Scientists led by University of Leicester have confirmed that results of their scientific investigations have determined "beyond reasonable doubt" that the skeleton found last September belongs to Richard III - the last Plantagenet King of England.
The DNA from the bones matched that of descendants of the monarch's family, scientists said.
"Ladies and gentlemen, it is the academic conclusion of the University of Leicester, that beyond reasonable doubt on the man exhumed is indeed that of Richard II," said lead researcher Richard Buckley at a press conference.

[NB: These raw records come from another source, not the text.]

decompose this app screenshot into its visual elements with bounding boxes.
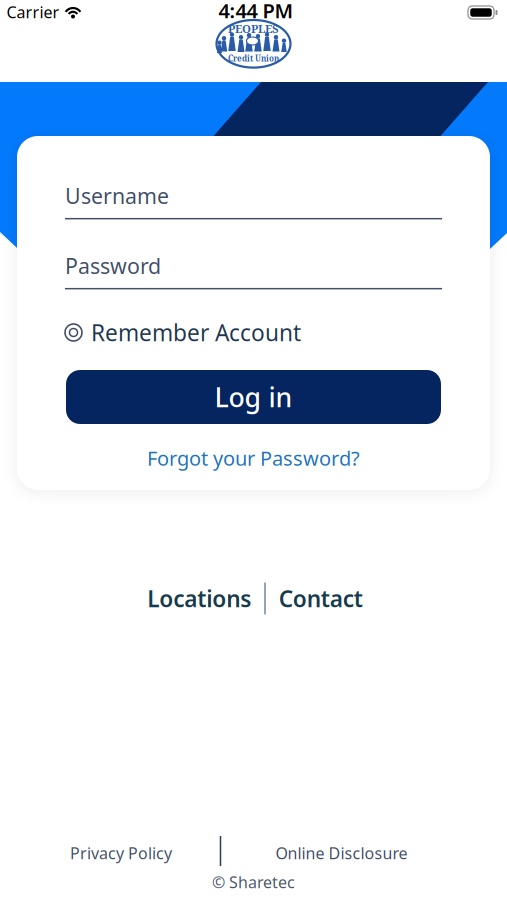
button[interactable]: Online Disclosure xyxy=(276,842,408,864)
button[interactable]: Locations xyxy=(147,583,251,614)
button[interactable]: Forgot your Password? xyxy=(147,445,360,471)
staticText: Credit Union xyxy=(228,53,279,64)
button[interactable]: Log in xyxy=(66,370,441,424)
button[interactable]: Username xyxy=(65,182,442,219)
staticText: Forgot your Password? xyxy=(147,445,360,471)
staticText: Carrier xyxy=(6,1,60,23)
staticText: Log in xyxy=(214,379,292,415)
staticText: Password xyxy=(65,252,161,280)
staticText: Username xyxy=(65,182,169,210)
staticText: Privacy Policy xyxy=(70,842,172,864)
staticText: Remember Account xyxy=(91,317,301,348)
button[interactable]: Password xyxy=(65,252,442,289)
staticText: 4:44 PM xyxy=(218,0,294,24)
button[interactable]: Remember Account xyxy=(65,317,442,348)
staticText: Online Disclosure xyxy=(276,842,408,864)
staticText: © Sharetec xyxy=(212,871,295,893)
staticText: PEOPLES xyxy=(228,21,279,36)
button[interactable]: Privacy Policy xyxy=(70,842,172,864)
button[interactable]: Contact xyxy=(279,583,363,614)
staticText: Contact xyxy=(279,583,363,614)
staticText: Locations xyxy=(147,583,251,614)
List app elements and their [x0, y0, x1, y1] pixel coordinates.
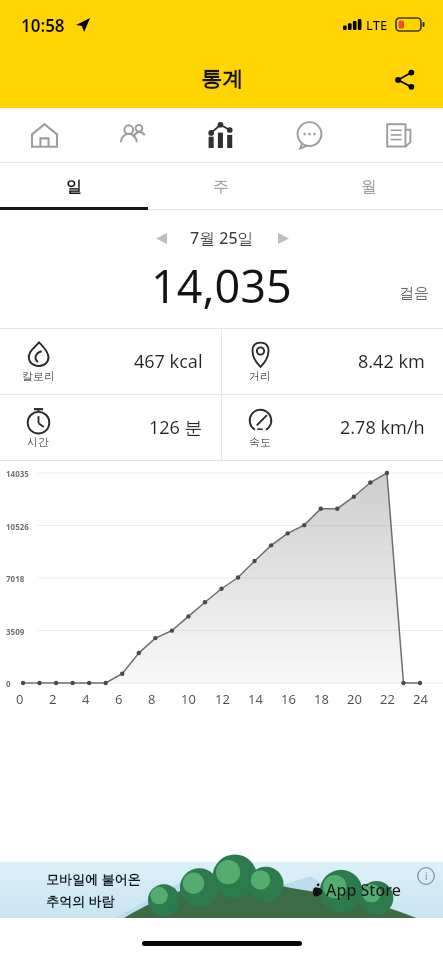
button[interactable]: News [354, 108, 443, 162]
staticText: 14,035 [151, 255, 292, 316]
staticText: 3509 [6, 626, 25, 637]
staticText: 16 [281, 690, 296, 708]
staticText: 14 [248, 690, 263, 708]
staticText: 24 [413, 690, 428, 708]
staticText: 시간 [27, 435, 49, 449]
staticText: App Store [326, 879, 401, 901]
button[interactable]: 속도 [222, 395, 443, 460]
button[interactable]: Previous day [146, 223, 176, 253]
staticText: 0 [16, 690, 24, 708]
staticText: 22 [380, 690, 395, 708]
staticText: 7월 25일 [190, 227, 254, 249]
staticText: 18 [314, 690, 329, 708]
staticText: 467 kcal [134, 349, 203, 374]
staticText: 2.78 km/h [340, 415, 425, 440]
staticText: 모바일에 불어온 [46, 870, 141, 888]
staticText: 거리 [249, 369, 271, 383]
button[interactable]: 모바일에 불어온 [0, 862, 443, 918]
staticText: 10 [181, 690, 196, 708]
staticText: 주 [213, 177, 229, 197]
staticText: 8.42 km [358, 349, 425, 374]
button[interactable]: 시간 [0, 395, 221, 460]
button[interactable]: 주 [147, 163, 295, 210]
staticText: 7018 [6, 573, 25, 584]
button[interactable]: Chat [265, 108, 354, 162]
button[interactable]: Next day [268, 223, 298, 253]
staticText: 월 [361, 177, 377, 197]
staticText: 6 [115, 690, 123, 708]
button[interactable]: 칼로리 [0, 329, 221, 394]
staticText: 0 [6, 678, 11, 689]
button[interactable]: 거리 [222, 329, 443, 394]
button[interactable]: Friends [88, 108, 176, 162]
staticText: LTE [366, 16, 388, 34]
button[interactable]: Share [382, 57, 426, 101]
staticText: 10526 [6, 521, 29, 532]
staticText: 2 [49, 690, 57, 708]
button[interactable]: Statistics [176, 108, 265, 162]
staticText: i [425, 869, 428, 883]
staticText: 걸음 [399, 284, 429, 303]
staticText: 추억의 바람 [46, 892, 115, 910]
staticText: 통계 [201, 66, 243, 92]
staticText: 8 [148, 690, 156, 708]
button[interactable]: Ad info [417, 867, 435, 885]
staticText: 4 [82, 690, 90, 708]
staticText: 126 분 [149, 415, 203, 440]
staticText: 20 [347, 690, 362, 708]
button[interactable]: 월 [295, 163, 443, 210]
staticText: 칼로리 [22, 369, 55, 383]
staticText: 속도 [249, 435, 271, 449]
staticText: 일 [66, 177, 82, 197]
staticText: 14035 [6, 468, 29, 479]
staticText: 10:58 [21, 14, 65, 37]
button[interactable]: Home [0, 108, 88, 162]
staticText: 12 [215, 690, 230, 708]
button[interactable]: 일 [0, 163, 147, 210]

The announcement came 24 hours after an image of the battle-scarred skull of Richard III was released for the first time. Scientists also uncovered the grave site, The Telegraph reported.
The way they found the skeleton suggested the 32-year-old king had been tied when he was buried. There has been extensive damage to the bones, scientists said.
The skeleton had an "unusually slender, almost feminine build for a man" and was aged between the late 20s and early 30s.
Without any "spinal abnormality", the skeleton would have been 5 feet 8 inches high, which was above average height for a medieval male, scientists said.
A total of 10 wounds have been discovered made to the skeleton, eight of which on the skull. The injuries suggest the king may have lost his helmet.
The skeleton was uncovered last autumn amid the historic foundations of a Franciscan Friary in Leicester, beneath a council car park which is overlooked by Leicester Cathedral.
Richard was killed at the Battle of Bosworth in 1485, bringing to an end a two-year dynastic struggle known as the Wars of the Roses.